I have recently felt, since the one year anniversary of my step mother’s death a week ago, a severe sense of disorientation because of how the body remembers. Through this disorientation I have found my grounding in remembering how strong my sisters and I were.

We did it.

We faced final hours at hospice, We picked the readings for funeral mass,  We created the picture slide show and poster, We wrote the text of her memorial card in both Spanish and English, We chose the dress she would be buried in,  the casket, and the type of gravestone she would have, We stood strong at the burial, and maybe the hardest thing We each wrote and told our personal eulogy for her.

On Monday afternoon over a pitcher of beer and cider, with my friends Annie B. Coursey and Molly Greville, we happened upon the subject of eulogies. Annie mentioned that a eulogy is probably one of the most important pieces of writing anyone will ever write. I then shared that the eulogy I wrote for my step-mother was saved on my phone, and that I my younger sister and I definitely wrote it in our phones on the way to the funeral mass….and that that was just how it happened in the midst of everything else I had to plan and focus on. The conversation was then took a lighter turn and the subject passed. But I Annie’s comment stuck with me. I don’t know where people really go when they cease to be on this earth, and I don’t think I can believe that they no longer exist. They live inside us. They live in the remembering.

So, as Annie would say, here’s to you Ligiesita. I present to all, one of the most important pieces of writing I have ever created:

Ligia loved to talk. And I love to listen so I guess it worked out well most of the time. One of the last times she was back home, we went on a walk around the neighborhood and she just talked and talked, telling me about her university years and the first time she lived away from home with roommates. All the shenanigans they would get into and how free she felt to be on her own in a big city studying. There was something magical, about her stories because they didn’t only impart wisdom, they painted a clear snapshot of her life that I could easily fit in my pocket as a shared memory even though I was never there. She gave pieces of herself with her stories, and conversations. And I think thats probably why she had so many friends and touched so many lives.

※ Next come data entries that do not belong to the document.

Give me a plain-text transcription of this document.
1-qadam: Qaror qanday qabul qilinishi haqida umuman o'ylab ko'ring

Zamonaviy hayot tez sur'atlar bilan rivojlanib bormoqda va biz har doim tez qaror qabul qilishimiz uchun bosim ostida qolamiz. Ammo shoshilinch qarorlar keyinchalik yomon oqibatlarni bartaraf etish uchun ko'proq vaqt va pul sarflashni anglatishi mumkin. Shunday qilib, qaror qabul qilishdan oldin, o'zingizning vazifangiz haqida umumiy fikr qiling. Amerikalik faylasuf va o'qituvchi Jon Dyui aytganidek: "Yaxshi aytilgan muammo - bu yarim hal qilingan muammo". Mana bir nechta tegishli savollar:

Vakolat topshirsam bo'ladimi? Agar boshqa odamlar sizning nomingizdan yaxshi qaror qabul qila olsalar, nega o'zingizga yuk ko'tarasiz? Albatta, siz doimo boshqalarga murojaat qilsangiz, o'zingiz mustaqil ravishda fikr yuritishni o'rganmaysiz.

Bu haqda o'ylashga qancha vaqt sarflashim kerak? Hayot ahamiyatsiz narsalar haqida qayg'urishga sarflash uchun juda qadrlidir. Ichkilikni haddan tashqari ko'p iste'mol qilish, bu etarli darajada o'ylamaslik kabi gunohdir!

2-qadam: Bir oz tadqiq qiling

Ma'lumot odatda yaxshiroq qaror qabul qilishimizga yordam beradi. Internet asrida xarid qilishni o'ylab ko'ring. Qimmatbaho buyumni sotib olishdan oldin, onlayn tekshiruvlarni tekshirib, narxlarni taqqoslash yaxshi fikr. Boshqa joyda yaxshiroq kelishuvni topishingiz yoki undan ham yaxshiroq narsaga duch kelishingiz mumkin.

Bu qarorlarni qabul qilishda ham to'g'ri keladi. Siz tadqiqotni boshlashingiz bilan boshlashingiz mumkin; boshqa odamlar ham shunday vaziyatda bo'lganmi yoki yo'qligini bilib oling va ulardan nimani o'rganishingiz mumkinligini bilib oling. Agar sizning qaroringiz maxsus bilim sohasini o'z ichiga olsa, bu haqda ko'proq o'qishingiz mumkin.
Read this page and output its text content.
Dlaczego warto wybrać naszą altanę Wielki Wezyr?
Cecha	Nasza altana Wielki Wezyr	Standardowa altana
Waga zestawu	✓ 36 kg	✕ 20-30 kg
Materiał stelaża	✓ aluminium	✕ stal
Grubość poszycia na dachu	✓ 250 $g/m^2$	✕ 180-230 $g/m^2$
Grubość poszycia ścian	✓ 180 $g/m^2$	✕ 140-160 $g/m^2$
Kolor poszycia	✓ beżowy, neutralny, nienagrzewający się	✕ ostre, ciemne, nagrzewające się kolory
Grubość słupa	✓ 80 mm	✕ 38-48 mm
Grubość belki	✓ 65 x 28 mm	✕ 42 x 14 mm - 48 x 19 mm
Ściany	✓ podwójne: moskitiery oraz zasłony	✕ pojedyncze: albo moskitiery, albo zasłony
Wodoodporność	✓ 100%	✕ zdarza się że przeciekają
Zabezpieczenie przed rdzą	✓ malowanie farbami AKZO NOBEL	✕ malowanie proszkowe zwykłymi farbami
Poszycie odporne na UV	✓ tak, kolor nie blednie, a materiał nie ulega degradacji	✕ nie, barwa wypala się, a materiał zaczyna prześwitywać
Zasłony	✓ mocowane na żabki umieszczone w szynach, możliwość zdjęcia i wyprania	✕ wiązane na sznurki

Ligia was my step mom. And I stand here this morning with a heart overflowing with gratitude. I am thankful for the years I was her honorary little girl and we went to lake placid, disney, and she helped me dress up as my dad for my one woman show where I impersonated him for his birthday. I am thankful for how happy she made my dad over the years. But most of all, I am thankful for the gift of my little sisters. She lives on through them, and they are my heart. Thank you.